Developing a layer capable of presenting a common interface on top of such technologies (and possibly similar techs developed in the future) in the open-source Linux KVM environment is crucial, paving the way for the wide adoption of this approach both in the research and in the industry fields.
Such toolset will ease and democratize the access to GPU partitioning technologies, enabling, for example, the following applications in Linux KVM:
* Batch GPGPU software execution with "develop once run everywhere" approach. Develop your algorithm thinking of running it on the GPU partition which constitutes the maximum common denominator of the whole set of available devices.
* ML and AI applications will exploit two aspects. The first is similar to the "develop once run everywhere" approach. The second is the capability of reconfiguring the GPU partitioning during various steps of the workflow: big beefy GPUs during training and multiple smaller instances during inference, using the same "variable sweep" hardware.
* Virtual Desktop Infrastructures and Hyperconverged virtual appliances. Higher density of users using maximally partitioned GPUs or great workstations' density with bigger partitioning, on the same online-repurposable hardware.
The tool will be developed by the INFN and exploited in many deployments, enabling the support for such technologies in the in house KVM-based infrastructures.
This tool will operate as a plugin of the KVM-libvirt environment.
INFN will mainly tackle the tests concerning computing on GPUs using ForBC.
In order to enable the adoption of this tool even outside of the scientific community, a start-up will provide to commercial users support plans, formation for experts and will lead the development community of the tool.
The start-up will focus its efforts on VDI applications exploiting the same technology.
## External collaborations
The following actors are taking part to the initiative:
* AMD will provide top notch cloud GPUs equipped with MxGPU technology and remote technical support;
* Intel manifested great interest in the initiative and its involvement is under investigation;
* Nvidia has been reached out and their team is evaluating the project and the company's involvement;
* Mellanox will provide the networking equipment necessary for the tests.
We really think that aggregating as much actors as possible is the key for the creation of a real hardware-agnostic software platform.
## About INFN
The Istituto Nazionale di Fisica Nucleare (Italian National Institution for Nuclear Physics), is an around 80 years old institution which has driven some of the most important scientific efforts around the globe since its very beginning.
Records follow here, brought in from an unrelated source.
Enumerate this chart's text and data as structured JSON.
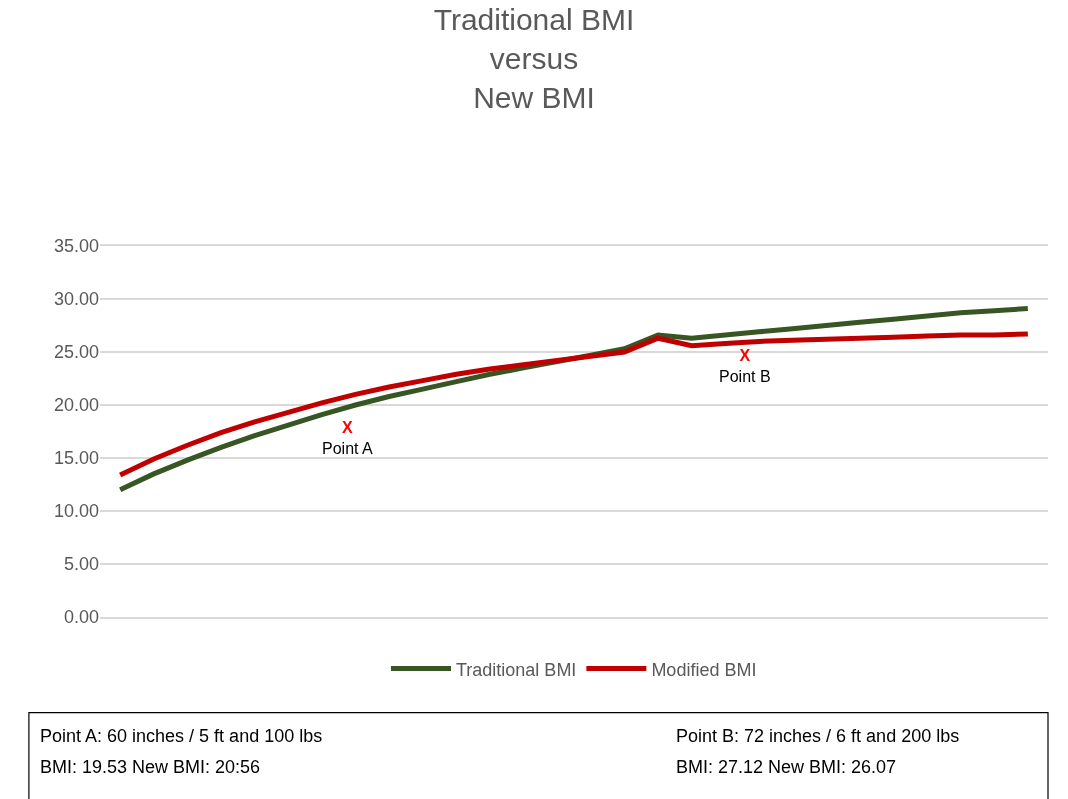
{
  "chart_data": {
    "type": "line",
    "title": "Traditional BMI\nversus\nNew BMI",
    "categories": [
      null,
      null,
      null,
      null,
      null,
      null,
      null,
      null,
      null,
      null,
      null,
      null,
      null,
      null,
      null,
      null,
      null,
      null,
      null,
      null,
      null,
      null,
      null,
      null,
      null,
      null,
      null,
      null
    ],
    "ylim": [
      0,
      35
    ],
    "yticks": [
      {
        "value": 0,
        "label": "0.00"
      },
      {
        "value": 5,
        "label": "5.00"
      },
      {
        "value": 10,
        "label": "10.00"
      },
      {
        "value": 15,
        "label": "15.00"
      },
      {
        "value": 20,
        "label": "20.00"
      },
      {
        "value": 25,
        "label": "25.00"
      },
      {
        "value": 30,
        "label": "30.00"
      },
      {
        "value": 35,
        "label": "35.00"
      }
    ],
    "tick_labels": "y",
    "grid": "y",
    "legend": "bottom",
    "line_style": "solid",
    "marker": "none",
    "series": [
      {
        "name": "Traditional BMI",
        "color": "#375623",
        "values": [
          12.0,
          13.5,
          14.8,
          16.0,
          17.1,
          18.1,
          19.1,
          20.0,
          20.8,
          21.5,
          22.2,
          22.9,
          23.5,
          24.1,
          24.7,
          25.3,
          26.6,
          26.3,
          26.6,
          26.9,
          27.2,
          27.5,
          27.8,
          28.1,
          28.4,
          28.7,
          28.9,
          29.1
        ]
      },
      {
        "name": "Modified BMI",
        "color": "#c00000",
        "values": [
          13.4,
          14.9,
          16.2,
          17.4,
          18.4,
          19.3,
          20.2,
          21.0,
          21.7,
          22.3,
          22.9,
          23.4,
          23.8,
          24.2,
          24.6,
          25.0,
          26.3,
          25.6,
          25.8,
          26.0,
          26.1,
          26.2,
          26.3,
          26.4,
          26.5,
          26.6,
          26.6,
          26.7
        ]
      }
    ],
    "annotations": [
      "X\nPoint A",
      "X\nPoint B",
      "Point A: 60 inches / 5 ft and 100 lbs",
      "BMI: 19.53 New BMI: 20:56",
      "Point B: 72 inches / 6 ft and 200 lbs",
      "BMI: 27.12 New BMI: 26.07"
    ]
  }
}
Nowadays INFN is involved in many experiments regarding high energy physics (mainly LHC at CERN), atrophysics and cosmology (Gravitational waves observatories), biomedic research and many other aspects.
Last but not least, since it is the fabric enabling behind the scenes the operations of all the previous scientific efforts, INFN if highly involved in IT research and administration of production IT services.
INFN always trusted the power of technology transfer, as a mean to exploit self developed leading edge tools which can survive thanks to a much wider audience provided from users external to the scientific community.